Medical Examinations In China: A Laowai Exposed
Last week we made the trek to Fuzhou in order to undergo medical examinations at the only hospital in the province that has been designated fit for the purpose by Australian immigration authorities. As is usually the case after a visit to a Chinese hospital, one leaves with plenty of blogging material.
First, don’t assume that having an appointment system endows a Chinese hospital with a degree of efficiency. On the contrary, it is designed to empower hospital administration staff with the right to turn you away if you don’t have one. I’m fairly confident in my assessment here because every one of the hundreds of foreign visa hopefuls had been given the same appointment time – 8am.

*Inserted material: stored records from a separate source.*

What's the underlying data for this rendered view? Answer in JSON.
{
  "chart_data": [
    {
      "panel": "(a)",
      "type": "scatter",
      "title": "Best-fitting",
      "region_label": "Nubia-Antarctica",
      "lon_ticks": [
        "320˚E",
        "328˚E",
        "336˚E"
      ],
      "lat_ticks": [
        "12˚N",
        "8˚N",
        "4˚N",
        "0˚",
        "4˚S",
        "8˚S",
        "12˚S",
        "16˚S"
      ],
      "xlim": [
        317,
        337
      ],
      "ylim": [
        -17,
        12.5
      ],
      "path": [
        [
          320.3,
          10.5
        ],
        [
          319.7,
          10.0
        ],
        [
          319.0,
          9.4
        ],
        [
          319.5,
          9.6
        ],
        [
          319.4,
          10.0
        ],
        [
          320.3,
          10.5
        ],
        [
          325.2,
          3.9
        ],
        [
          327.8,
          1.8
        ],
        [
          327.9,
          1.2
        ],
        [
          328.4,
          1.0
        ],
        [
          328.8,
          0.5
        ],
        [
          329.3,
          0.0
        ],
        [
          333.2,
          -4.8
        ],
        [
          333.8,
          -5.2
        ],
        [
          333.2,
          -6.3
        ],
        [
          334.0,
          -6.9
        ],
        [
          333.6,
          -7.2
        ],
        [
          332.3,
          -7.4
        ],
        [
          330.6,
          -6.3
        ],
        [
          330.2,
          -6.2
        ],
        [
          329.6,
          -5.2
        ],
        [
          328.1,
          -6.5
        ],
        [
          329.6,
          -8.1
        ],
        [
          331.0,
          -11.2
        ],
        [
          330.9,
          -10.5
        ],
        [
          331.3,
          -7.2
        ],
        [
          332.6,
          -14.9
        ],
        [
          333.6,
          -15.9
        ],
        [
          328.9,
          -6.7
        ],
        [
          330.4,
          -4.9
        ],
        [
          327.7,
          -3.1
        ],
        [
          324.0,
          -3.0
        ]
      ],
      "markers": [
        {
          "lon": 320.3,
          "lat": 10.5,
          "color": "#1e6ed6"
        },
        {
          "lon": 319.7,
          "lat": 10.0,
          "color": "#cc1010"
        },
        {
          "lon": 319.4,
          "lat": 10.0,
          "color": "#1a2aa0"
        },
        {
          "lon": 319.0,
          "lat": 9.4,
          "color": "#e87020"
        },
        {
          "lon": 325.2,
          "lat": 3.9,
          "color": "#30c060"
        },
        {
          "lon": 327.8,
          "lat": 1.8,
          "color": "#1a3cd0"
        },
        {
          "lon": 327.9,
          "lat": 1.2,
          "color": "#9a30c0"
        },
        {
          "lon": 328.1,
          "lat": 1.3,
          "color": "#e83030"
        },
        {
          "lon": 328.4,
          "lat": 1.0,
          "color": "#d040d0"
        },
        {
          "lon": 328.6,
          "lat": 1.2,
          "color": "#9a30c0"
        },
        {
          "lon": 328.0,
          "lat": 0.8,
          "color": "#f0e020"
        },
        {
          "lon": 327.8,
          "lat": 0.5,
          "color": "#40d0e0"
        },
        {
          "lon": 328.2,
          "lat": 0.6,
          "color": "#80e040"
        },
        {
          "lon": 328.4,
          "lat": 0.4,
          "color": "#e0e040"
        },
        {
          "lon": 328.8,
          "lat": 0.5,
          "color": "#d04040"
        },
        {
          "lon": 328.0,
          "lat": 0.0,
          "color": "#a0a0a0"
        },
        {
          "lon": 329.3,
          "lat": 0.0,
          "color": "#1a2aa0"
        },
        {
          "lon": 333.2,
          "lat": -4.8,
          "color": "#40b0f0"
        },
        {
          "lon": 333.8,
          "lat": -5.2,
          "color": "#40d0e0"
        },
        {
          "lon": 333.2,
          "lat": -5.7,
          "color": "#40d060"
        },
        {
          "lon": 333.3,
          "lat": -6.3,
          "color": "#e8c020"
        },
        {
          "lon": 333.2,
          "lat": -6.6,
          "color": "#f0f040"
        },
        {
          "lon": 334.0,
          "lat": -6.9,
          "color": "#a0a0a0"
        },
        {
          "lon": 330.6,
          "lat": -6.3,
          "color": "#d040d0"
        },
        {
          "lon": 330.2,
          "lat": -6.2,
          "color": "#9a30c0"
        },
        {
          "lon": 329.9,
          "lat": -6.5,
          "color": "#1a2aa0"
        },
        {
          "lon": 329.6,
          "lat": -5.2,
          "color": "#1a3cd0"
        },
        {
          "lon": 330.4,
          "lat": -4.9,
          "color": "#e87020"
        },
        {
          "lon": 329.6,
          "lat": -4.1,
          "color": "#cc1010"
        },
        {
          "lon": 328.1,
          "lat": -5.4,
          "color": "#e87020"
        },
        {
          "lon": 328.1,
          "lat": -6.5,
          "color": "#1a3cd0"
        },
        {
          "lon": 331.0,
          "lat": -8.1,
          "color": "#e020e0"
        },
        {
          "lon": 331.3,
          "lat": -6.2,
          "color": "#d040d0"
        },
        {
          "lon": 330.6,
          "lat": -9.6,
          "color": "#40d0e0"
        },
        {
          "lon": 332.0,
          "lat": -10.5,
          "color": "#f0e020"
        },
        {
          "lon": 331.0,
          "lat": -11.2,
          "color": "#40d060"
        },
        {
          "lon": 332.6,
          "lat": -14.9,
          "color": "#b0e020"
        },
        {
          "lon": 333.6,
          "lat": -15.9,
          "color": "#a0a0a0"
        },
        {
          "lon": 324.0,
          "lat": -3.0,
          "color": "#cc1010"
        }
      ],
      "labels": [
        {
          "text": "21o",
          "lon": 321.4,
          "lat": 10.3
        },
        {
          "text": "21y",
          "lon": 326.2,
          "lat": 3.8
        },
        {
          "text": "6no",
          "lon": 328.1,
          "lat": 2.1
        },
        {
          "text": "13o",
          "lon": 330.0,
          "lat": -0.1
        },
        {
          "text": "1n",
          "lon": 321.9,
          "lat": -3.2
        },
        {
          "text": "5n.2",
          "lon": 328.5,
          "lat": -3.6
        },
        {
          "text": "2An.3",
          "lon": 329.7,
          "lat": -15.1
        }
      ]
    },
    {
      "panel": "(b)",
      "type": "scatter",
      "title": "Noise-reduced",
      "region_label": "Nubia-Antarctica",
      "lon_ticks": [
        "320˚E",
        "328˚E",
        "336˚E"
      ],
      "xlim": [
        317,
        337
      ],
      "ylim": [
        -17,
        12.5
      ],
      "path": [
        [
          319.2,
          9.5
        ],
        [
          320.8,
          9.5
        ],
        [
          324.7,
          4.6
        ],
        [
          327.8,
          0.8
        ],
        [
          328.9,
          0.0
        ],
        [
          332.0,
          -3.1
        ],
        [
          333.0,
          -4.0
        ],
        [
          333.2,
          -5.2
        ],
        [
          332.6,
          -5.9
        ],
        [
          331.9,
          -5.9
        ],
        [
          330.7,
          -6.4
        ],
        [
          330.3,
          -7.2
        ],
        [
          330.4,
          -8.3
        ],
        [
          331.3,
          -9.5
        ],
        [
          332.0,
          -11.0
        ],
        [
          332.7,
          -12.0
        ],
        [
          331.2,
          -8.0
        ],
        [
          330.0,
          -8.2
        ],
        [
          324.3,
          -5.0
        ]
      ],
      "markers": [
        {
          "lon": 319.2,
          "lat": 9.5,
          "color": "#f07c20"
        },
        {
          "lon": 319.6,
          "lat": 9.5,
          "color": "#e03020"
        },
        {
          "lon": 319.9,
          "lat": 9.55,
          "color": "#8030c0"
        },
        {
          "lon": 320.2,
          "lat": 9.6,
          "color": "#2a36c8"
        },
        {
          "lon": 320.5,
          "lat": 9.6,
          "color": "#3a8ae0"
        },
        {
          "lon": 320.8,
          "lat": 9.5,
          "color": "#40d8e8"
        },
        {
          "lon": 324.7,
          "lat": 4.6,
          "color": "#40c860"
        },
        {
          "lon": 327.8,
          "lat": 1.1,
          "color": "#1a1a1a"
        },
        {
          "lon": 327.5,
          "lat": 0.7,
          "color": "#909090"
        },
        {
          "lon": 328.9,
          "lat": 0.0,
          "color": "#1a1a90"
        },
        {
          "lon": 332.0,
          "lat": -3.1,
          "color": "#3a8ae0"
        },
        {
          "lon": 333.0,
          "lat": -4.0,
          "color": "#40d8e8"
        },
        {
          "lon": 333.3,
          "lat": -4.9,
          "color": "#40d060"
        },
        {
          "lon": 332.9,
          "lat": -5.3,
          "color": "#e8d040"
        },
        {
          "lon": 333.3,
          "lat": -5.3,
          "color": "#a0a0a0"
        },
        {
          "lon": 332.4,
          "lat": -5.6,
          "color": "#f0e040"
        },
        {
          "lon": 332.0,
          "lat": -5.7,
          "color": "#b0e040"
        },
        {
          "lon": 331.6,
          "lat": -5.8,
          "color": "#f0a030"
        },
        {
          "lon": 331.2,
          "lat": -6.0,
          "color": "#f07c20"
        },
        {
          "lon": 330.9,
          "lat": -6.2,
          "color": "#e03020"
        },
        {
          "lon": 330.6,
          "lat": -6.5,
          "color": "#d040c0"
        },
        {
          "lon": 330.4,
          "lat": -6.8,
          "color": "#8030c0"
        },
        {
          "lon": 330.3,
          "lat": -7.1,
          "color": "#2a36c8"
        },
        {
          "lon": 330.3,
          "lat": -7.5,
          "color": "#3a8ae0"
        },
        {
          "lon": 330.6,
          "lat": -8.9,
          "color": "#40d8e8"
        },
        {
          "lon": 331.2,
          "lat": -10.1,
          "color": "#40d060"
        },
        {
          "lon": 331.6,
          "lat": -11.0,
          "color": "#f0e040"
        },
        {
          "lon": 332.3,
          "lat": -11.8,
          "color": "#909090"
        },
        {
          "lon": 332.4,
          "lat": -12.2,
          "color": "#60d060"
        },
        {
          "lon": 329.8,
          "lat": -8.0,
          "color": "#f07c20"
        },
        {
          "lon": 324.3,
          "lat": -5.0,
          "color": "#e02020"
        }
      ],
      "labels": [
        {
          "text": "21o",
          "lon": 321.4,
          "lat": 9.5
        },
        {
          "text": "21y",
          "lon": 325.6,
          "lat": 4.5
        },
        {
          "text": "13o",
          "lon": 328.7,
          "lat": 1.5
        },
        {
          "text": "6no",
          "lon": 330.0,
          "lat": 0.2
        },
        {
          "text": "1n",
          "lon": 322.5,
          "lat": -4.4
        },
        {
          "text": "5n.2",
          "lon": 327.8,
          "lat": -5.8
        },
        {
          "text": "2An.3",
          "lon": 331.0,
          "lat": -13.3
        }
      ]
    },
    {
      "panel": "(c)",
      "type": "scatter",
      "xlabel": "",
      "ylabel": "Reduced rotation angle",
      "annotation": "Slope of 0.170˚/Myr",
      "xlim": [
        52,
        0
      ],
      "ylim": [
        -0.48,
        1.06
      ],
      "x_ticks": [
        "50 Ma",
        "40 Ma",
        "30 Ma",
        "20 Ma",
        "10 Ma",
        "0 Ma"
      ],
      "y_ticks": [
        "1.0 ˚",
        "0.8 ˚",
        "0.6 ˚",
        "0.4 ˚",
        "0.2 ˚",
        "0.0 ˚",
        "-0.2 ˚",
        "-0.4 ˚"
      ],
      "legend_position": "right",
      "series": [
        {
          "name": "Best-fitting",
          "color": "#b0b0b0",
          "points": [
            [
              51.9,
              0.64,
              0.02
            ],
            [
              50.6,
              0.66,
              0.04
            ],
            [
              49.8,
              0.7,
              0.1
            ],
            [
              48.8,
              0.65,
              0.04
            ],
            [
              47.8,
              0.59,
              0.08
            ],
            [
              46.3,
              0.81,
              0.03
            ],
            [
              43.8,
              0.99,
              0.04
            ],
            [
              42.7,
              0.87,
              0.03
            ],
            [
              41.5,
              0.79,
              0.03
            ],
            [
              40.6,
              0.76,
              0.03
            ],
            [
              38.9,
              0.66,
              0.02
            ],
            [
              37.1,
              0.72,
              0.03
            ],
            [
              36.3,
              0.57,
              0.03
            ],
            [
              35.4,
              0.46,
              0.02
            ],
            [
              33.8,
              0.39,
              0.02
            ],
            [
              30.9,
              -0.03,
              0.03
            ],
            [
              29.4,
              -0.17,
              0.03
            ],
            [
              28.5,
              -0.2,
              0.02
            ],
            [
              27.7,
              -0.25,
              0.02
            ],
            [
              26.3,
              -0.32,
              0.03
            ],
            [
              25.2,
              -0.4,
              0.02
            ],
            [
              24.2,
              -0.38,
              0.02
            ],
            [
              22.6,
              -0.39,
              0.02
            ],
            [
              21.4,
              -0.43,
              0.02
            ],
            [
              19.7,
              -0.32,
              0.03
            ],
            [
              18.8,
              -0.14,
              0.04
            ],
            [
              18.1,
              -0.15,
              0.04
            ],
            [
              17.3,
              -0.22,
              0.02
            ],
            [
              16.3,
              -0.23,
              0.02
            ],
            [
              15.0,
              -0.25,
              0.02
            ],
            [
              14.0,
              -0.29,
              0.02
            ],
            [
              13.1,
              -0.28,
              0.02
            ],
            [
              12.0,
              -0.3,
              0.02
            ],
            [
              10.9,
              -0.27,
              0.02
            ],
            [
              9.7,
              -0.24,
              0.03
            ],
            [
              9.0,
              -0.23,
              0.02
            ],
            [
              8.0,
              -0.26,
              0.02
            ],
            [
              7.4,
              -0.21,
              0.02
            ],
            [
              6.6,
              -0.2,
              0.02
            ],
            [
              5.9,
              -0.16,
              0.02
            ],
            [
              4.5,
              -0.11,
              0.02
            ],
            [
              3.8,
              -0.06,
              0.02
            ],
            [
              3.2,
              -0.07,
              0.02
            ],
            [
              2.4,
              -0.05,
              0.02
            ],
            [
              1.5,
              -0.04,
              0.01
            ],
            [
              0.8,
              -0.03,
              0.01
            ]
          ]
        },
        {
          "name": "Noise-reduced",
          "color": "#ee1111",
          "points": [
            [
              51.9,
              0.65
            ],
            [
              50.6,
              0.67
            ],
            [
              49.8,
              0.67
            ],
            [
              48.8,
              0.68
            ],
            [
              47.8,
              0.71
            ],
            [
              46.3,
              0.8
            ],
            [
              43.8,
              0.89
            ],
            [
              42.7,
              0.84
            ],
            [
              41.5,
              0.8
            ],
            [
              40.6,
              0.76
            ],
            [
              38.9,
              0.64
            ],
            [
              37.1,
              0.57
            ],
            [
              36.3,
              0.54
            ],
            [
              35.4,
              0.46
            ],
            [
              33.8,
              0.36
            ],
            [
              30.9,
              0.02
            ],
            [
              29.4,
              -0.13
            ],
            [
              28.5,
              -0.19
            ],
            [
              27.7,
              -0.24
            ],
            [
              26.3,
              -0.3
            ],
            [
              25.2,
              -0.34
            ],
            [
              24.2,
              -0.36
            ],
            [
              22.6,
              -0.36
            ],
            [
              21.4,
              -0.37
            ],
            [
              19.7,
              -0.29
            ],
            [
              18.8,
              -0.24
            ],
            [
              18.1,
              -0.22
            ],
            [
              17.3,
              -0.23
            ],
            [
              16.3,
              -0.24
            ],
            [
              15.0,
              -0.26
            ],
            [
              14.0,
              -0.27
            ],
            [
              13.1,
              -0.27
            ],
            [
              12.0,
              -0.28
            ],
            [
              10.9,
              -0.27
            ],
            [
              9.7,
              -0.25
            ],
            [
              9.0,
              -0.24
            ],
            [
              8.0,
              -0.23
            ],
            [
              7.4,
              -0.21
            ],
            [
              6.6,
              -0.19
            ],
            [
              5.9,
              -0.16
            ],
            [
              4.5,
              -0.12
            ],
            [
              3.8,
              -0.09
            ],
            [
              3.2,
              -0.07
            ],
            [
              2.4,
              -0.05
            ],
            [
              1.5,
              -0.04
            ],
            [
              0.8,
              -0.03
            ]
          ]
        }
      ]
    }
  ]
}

The smart and the temporally challenged turn up at 6am. Those not blessed with such foresight, be it through naivety or lack of savvy, face the following pantomime:
7:50 Arrive at the hospital and ask reception on which floor we might find the immigration examination department. “Eighth floor”, we’re told.
8:00 Decide to take the stairs to the eighth floor to avoid getting squished in the elevator. With no clear indication that we are in the right place we ask a nurse where we should report to first. “Sixth floor”, she replies. Of course. Naturally. Goes without saying.
8:10 Walk down two flights of stairs and approach a window promisingly signed immigration medical examination. We are curtly told to get ourselves a number. This involves a ‘checking in’ procedure to make sure we have an appointment. It’s difficult to see the desk beyond the wall of people in front of it. There’s some semblance of a line, so we stand in it.
8:50 We get to the front of the queue only to be told that we need to pay our medical examination fees before we can register. And where do we pay? “Fifth floor”, came the impatient response. Obviously. Where else? Wife is henceforth dispatched to track down a cashier while I valiantly try to hold a place in the line.
9:15 Wife returns with the necessary proof of payment and we duly get our ticket. There are about a dozen numbers between us and the relevant counter. We drink water to prepare for the urinalysis.
9:50 Our number’s up and we hand our completed medical forms over for inspection. Deep consternation on the other side of the counter as they try to figure out why a foreign man would need a Chinese check-up to go to a foreign land. They either think I’m a spy or an inspector working for the Aussie government.
10:00 Having scrambled over the first couple of hurdles we’re summoned to enter the examination area where we are handed a couple of flimsy green gowns and a key to a locker in which we should place everything else. Emerging from the changing room was a bit too public for this laowai. In the service of a better tomorrow, I remind myself, and bravely stride forward to take possession of a small plastic cup and a test tube before heading for the men’s room.
10:15 looking as nonchalant as a lone foreigner holding a urine sample possibly can, I hand my test tube to a disinterested nurse who sends us on our way to the next stage of the medical process – the ominous sounding room 4.
10:20 There’s a slight tailback outside room 4 but they’ve got a pretty efficient production line going. Once inside we’re soon undergoing heart rate, blood pressure, weight, height, and eyesight tests. Blood pressure first – 133 over 75. Obviously I need a bit more stress in my life. Next I’m on the scales, which read 61Kg. Dispelling the notion that gender stereotyping can’t be fun, the nurse scolds my wife for not providing me with sufficient nourishment. They don’t bother with a height measurement, instead asking my wife for a ballpark figure. Eye test instructions were a little lost in translation, but I scrape by. So far, so good; now told to get our asses over to room 5.
10:55 Room 5 is the domain of a doctor who looks old enough to be Mao’s father. He seems to be responsible for testing the range of movement in joints and limbs, as well as noting down any distinguishing features. As instructed, I wiggle my hands and feet for the old fella before impressing him with a yoga-like stretch to the ceiling. Then he asks me to bend over. Say what? I hesitate for a second before reminding myself that he’s about 90 and my wife is in the room. He makes a few notes and we exit the room, relieved.
11:05 The worst is over for me, although my wife still has to go to room 6. It’s strictly girls only in there and I have no news about what went on in that hallowed sanctum. Meanwhile, I’m in a scrum that passes for a line of people waiting to see a man with a stethoscope. Fortunately – there’s at least two dozen onlookers – he doesn’t want to listen to any parts that don’t occasionally get exposed to sunlight. He likes what he hears and sends us next door for a chest x-ray.
11:30 The chest x-ray doctor is in a bad mood but lightens up at the prospect of zapping a laowai with a dose of radiation. Either that or he was laughing at my legs.
11:45 Before midday – and sooner than expected – the whole ordeal is over. We head back to the changing rooms and a nurse informs us that that our urinalyses were in order; so we are free to go and replenish our self-deprived sugar and caffeine levels.
All in all, not my worst China hospital experience.